Вышел царь к нему на лицо, спрашивает: «А чем же нам, Ванюшка, будет ваших коней кормить? Они нас не знают и близко нас не подпускают». Ванюшка встал и в конюшенку пошел, Взошел — они громким голосом заржали, потому что Ванюшку увидали. Ванюшка погладил их и попоил, и корму дал. Они так корм едят, а ни йа кого вовсе не глядят. Ванюшка около них ходит тихохочко и гладит, и чистит их, и так они скорым времем переменились.
Вот царь призывает своих старинных конюхов. «Что же вы, братцы, не умеете, как Ванюшкиных коней кормить, не умеете за ними ходить?» Вот царь Ванюшку призвал и все ему рассказал. «Будь, ты, Ванюшка, у меня за всеми конями ходить и за старыми конюхами глядеть».

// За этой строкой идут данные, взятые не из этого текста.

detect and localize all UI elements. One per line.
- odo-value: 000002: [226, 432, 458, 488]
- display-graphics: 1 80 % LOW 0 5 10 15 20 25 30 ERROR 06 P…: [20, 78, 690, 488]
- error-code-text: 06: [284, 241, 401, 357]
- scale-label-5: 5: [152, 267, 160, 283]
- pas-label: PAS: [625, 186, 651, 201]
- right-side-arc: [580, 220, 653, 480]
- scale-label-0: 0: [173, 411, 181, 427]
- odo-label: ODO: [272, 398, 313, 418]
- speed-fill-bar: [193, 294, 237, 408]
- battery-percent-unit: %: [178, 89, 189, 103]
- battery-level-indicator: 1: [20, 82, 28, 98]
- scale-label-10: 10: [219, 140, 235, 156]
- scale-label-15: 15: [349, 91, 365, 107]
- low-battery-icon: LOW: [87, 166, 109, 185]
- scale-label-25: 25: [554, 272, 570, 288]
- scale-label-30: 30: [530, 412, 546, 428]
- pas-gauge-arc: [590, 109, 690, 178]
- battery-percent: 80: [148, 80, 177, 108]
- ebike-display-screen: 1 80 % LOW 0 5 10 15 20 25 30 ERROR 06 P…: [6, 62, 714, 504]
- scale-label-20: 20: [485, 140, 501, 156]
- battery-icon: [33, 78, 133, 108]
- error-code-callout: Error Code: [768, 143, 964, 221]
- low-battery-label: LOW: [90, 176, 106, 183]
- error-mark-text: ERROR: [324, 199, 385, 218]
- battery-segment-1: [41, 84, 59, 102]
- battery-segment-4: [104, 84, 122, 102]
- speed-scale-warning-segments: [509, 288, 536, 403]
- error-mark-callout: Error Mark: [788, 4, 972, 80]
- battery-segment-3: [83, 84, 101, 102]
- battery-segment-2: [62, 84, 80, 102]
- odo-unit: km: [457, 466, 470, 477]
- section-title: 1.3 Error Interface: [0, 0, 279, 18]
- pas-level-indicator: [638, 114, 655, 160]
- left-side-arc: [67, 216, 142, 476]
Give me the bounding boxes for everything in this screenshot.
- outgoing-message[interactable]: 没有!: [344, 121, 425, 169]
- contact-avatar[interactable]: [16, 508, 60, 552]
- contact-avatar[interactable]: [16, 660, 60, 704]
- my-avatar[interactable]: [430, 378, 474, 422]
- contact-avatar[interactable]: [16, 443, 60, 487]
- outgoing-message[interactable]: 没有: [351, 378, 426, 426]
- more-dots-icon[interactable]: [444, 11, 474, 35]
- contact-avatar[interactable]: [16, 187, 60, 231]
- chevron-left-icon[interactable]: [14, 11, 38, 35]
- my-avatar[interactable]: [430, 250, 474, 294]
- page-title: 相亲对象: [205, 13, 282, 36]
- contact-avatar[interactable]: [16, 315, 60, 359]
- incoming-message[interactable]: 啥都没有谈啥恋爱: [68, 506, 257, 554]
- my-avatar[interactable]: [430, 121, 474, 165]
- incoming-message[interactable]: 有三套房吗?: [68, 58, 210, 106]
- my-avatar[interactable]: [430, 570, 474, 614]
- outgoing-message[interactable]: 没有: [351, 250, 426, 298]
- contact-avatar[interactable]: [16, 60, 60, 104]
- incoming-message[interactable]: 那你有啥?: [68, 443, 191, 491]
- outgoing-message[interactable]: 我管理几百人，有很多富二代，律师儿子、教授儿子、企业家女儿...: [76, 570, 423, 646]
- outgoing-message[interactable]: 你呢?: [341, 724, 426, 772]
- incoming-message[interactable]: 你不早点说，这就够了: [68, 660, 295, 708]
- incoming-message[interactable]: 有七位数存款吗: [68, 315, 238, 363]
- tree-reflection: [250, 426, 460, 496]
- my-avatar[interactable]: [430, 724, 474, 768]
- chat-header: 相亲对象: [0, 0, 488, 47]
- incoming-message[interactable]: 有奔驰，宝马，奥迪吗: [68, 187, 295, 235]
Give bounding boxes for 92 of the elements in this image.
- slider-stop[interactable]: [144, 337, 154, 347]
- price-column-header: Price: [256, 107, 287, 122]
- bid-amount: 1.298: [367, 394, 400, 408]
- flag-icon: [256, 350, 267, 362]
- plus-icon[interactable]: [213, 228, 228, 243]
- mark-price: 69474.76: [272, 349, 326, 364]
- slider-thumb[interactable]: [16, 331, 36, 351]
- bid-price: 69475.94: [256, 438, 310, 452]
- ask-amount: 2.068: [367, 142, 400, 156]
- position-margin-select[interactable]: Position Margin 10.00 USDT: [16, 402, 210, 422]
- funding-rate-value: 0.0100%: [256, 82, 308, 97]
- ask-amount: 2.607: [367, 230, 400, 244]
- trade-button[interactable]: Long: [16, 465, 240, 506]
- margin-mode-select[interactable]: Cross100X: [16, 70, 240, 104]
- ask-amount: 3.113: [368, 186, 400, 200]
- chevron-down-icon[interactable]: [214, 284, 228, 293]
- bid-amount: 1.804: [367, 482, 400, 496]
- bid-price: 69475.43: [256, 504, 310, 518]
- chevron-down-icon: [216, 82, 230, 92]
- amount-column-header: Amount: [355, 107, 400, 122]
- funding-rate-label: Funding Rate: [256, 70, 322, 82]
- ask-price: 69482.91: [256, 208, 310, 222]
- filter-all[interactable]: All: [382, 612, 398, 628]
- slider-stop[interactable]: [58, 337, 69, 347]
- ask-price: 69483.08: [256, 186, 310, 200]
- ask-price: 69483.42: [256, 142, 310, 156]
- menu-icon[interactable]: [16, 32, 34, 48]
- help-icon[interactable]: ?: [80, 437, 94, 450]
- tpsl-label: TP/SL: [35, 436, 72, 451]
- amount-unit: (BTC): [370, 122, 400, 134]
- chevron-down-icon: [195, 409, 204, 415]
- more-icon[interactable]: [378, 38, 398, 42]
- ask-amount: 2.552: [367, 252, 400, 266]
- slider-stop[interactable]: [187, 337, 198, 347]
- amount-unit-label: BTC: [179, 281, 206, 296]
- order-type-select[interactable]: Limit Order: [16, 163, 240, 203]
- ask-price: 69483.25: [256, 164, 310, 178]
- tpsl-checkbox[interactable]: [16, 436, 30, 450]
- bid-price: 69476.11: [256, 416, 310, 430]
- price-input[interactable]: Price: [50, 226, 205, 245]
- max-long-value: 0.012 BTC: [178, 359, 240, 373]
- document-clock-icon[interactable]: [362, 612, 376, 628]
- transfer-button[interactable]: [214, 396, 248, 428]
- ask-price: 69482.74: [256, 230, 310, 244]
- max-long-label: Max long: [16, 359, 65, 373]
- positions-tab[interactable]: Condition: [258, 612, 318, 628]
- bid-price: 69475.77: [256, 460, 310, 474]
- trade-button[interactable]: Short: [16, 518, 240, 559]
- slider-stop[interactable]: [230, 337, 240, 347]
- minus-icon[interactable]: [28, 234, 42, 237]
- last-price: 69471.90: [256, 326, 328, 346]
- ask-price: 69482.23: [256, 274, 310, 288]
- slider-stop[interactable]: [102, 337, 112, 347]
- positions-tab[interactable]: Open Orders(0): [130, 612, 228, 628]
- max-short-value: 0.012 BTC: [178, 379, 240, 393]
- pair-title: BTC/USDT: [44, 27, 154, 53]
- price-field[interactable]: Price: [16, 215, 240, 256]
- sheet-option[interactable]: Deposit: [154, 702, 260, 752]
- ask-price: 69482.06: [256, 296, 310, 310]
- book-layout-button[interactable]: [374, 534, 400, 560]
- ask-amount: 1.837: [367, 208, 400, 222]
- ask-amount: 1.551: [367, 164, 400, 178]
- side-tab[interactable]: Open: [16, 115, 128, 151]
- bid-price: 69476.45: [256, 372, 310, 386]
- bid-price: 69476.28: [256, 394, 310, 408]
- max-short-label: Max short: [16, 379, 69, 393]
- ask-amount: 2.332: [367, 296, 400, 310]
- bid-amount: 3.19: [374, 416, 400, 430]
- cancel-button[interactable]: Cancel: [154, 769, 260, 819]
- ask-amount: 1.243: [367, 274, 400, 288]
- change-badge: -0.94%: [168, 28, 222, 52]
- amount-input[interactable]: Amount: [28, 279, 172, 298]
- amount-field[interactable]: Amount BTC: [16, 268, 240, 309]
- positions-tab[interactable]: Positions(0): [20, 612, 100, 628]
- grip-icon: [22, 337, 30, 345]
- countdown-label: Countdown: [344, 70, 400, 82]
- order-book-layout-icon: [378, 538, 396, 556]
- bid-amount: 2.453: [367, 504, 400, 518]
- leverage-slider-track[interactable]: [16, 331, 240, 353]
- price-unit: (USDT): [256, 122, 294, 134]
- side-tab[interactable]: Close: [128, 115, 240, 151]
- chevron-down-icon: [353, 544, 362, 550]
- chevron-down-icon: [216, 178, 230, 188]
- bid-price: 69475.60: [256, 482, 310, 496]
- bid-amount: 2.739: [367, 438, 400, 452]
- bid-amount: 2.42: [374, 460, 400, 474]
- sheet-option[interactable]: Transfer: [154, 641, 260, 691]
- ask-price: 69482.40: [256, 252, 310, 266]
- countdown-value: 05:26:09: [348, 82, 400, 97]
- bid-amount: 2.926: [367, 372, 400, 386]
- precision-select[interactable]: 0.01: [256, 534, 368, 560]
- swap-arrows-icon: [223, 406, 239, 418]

Как приходит темная ночь, все конюхи зажигают сальные свечи, в конюшенки идут новы. Ванюшка огня не берет, свету не имеет; взойдет в конюшенку, вынет из Кармана жар-птицы перо — вся конюшенка в огне горит. Коней напоит, накормит, выгладит и почистит. Поутру на широкое подворье выводит, только его кони стеклянеются, а у старых конюхов все кони в грязи заваляются.
Вот выходит батюшка царь коней посмотреть? Ванюшку благодарит, а старых конюхов по шее колотит: они не стараются. И так старые конюхи на Ваню больно серчали и думают себе: «Огня не берет, свету не имеет. Как он ночью за конями ходит?»
В ночное время Ванюшка в конюшенку ночевать забрался, воткнул перышко в стенку — как все равно огонь горит; а старьте конюхи в дырочку глядят.